O TPIY julga Vojislav Seselj por crimes de guerra e contra a humanidade, nomeadamente tortura, assassinato e perseguição, cometidos entre 1991 e 1994 contra a população não sérvia da Bósnia-Herzegovina, Croácia e Vojvodina (Sérvia).

Num comício realizado em Belgrado, que contou com a participação de milhares de seguidores do Partido Radical Sérvio (SRS), Seselj discursou a ameaçar destruir aquele tribunal.
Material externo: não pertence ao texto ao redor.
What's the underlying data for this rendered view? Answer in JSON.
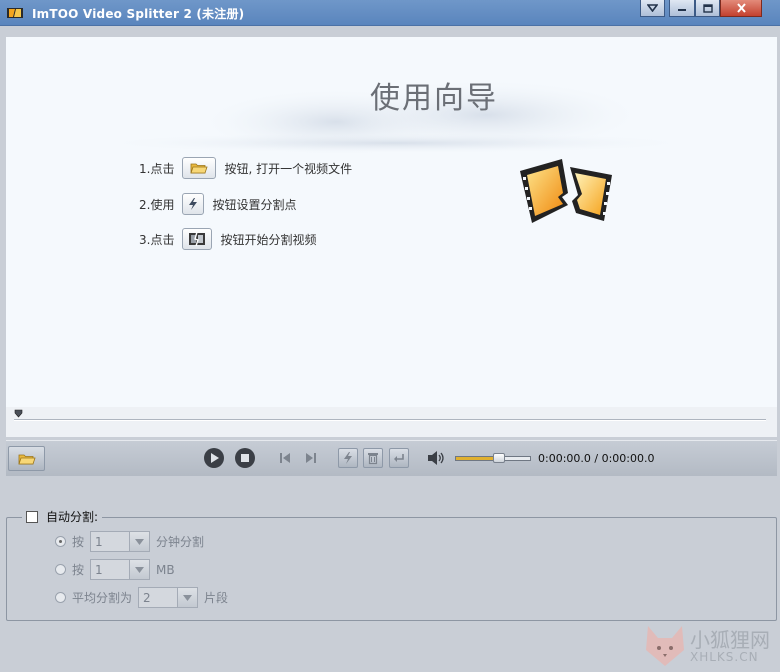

O homem passou os últimos anos na prisão especial para o TPIY, mas foi posto em liberdade para poder receber tratamento a um cancro de que padece. Saiu com condição de «não influenciar as testemunhas e as vítimas» que participam no julgamento que decorre desde 2007 contra ele.

Mas não deixou de se expressar. Chamou traidores ao presidente da Sérvia, Tomislav Nikolic, e ao primeiro-ministro, Aleksandar Vucic, que durante a guerra nos Balcãs (1991-1995) foram seus colaboradores próximos e membros do SRS. Afirmou ainda que o SRS conquistará o poder no próximo ano, em eleições antecipadas, para «voltar a Sérvia para o Leste» e afastá-la da União Europeia.

«UE é inimigo»

«O países ocidentais bombardearam muitas vezes e cometeram genocídio contra o povo sérvio», afirmou ainda, criticando 23 países membros da União Europeia (UE) por terem reconhecido a independência da antiga província sérvia do Kosovo.

«Ninguém que queira o bem do povo sérvio gosta da União Europeia, pois os nossos inimigos estão ali».